でぃするだいありー?

そんな気はないんだれど、でぃすっちゃってる。 でぃすでれ?

読物 『ザナドゥーへの道』

保存書庫から貸出希望図書が探し出されるまでのあいだ、貸出カウンターの近傍をうろついた。
カウンター近傍には人気図書、推薦図書、新聞、婦人週刊誌?と並んで新着図書のコーナーがある。なにげなく眺めてタイトルに目を引かれ、ぱらっとめくったページの「シナの防具」という語が目に入り、装丁ともあいまって読んでみようと思い立った。

ザナドゥという言葉にはじめて巡り合ったのはPC-88版『ドラゴンスレイヤー2』すなわち『XANADU』である。不思議な語感をもつその語について、その時はただ心に響いたのみだった。
『無限コンチェルト』で再び出会い、クーブラ・カーンおよびコールリッジというキーワードを得て、その名を冠する作品が存在することを知ったが、コールリッジが阿片の夢の中に見たという未完の詩『クーブラ・カーン』は詩心のない我が身には解せぬものであった。
元の夏季の都、上都(Shangdu)がモデルだというが、あるいは由縁不明な同地への個人的憧憬と無縁ではないのかもしれない。

タイトル通りの内容を期待して読みすすめ、これはどういう本なのかと、読了まで分類に困った。ザナドゥーのザの字も出てこない。
あとがきには、こう記されている。

 とはいえ、本書における「ザナドゥー」は、それほど重たい意味を背負っているわけではなく、オックスフォード英語辞典が「ほとんど手がとどかぬほどぜいたくな、あるいは美しい場所についての感じをつたえるのに用いられる」と述べているのに近いであろう。それでも、本書の場合は「西から見た東の場所」であり、「ぜいたくな、あるいは美しい場所」でなくともよいけれども、「手がとどかぬ」あるいは「到達不可能な場所」といった程度の限定はゆるされるであろう。

P.230より

どうやら、西洋から見た神秘的な古代世界の東洋を物語るという意味に用いられているようであり、そのような内容を伴っている。また、情報の精度や伝搬速度の遅さが、意図せずして事実を伝説に変えてしまった様なども語られている。
一例をあげれば、金に追われた遼の世継ぎが西方に逃れて西遼を興し、これがイスラム朝を脅かしたことがあった。

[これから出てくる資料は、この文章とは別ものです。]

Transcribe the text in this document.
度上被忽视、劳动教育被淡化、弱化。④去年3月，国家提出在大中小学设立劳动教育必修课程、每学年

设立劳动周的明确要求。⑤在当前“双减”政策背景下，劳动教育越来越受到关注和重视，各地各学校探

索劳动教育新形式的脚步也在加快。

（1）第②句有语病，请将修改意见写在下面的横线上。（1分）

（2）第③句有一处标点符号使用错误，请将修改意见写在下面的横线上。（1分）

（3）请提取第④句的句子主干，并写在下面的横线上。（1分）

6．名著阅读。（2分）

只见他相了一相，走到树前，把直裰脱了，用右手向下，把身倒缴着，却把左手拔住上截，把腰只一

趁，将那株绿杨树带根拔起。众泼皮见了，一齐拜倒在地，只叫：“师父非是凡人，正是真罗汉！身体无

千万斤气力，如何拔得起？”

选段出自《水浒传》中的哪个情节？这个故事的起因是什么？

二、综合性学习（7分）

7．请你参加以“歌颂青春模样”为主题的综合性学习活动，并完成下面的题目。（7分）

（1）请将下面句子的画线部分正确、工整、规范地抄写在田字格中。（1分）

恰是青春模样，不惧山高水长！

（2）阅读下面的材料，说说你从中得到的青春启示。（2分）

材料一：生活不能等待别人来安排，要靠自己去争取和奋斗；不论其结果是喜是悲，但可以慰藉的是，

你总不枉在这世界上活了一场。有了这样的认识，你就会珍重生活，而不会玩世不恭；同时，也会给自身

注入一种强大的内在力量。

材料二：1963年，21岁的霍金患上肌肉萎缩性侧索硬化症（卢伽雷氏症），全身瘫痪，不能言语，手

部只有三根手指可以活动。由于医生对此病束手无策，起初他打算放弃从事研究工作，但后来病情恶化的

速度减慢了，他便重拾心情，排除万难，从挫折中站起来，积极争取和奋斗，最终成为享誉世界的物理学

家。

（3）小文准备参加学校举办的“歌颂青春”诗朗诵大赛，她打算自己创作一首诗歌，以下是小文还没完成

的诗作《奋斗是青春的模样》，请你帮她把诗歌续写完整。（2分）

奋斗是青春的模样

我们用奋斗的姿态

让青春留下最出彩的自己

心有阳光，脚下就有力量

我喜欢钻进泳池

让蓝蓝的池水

これが「ペルシアやアルメニアよりはるか東に、プレスビュテル・ヨハネス、すなわち英語読みではプレスター・ジョンと名乗る王が住んでいるが、その王がペルシア王に勝利した」としてキリスト教社会に伝わった、など。


遠いようで存外近かったらしい古代世界の、数奇な運命をたどった人々の姿を垣間見れば、漂着する男アドル・クリスティーンのありかたや、父親の偉業をごく短期間で凌駕してしまったジャスティンの生きざまは、ある意味肯定できるものなのかもしれないと思ったり思わなかったり。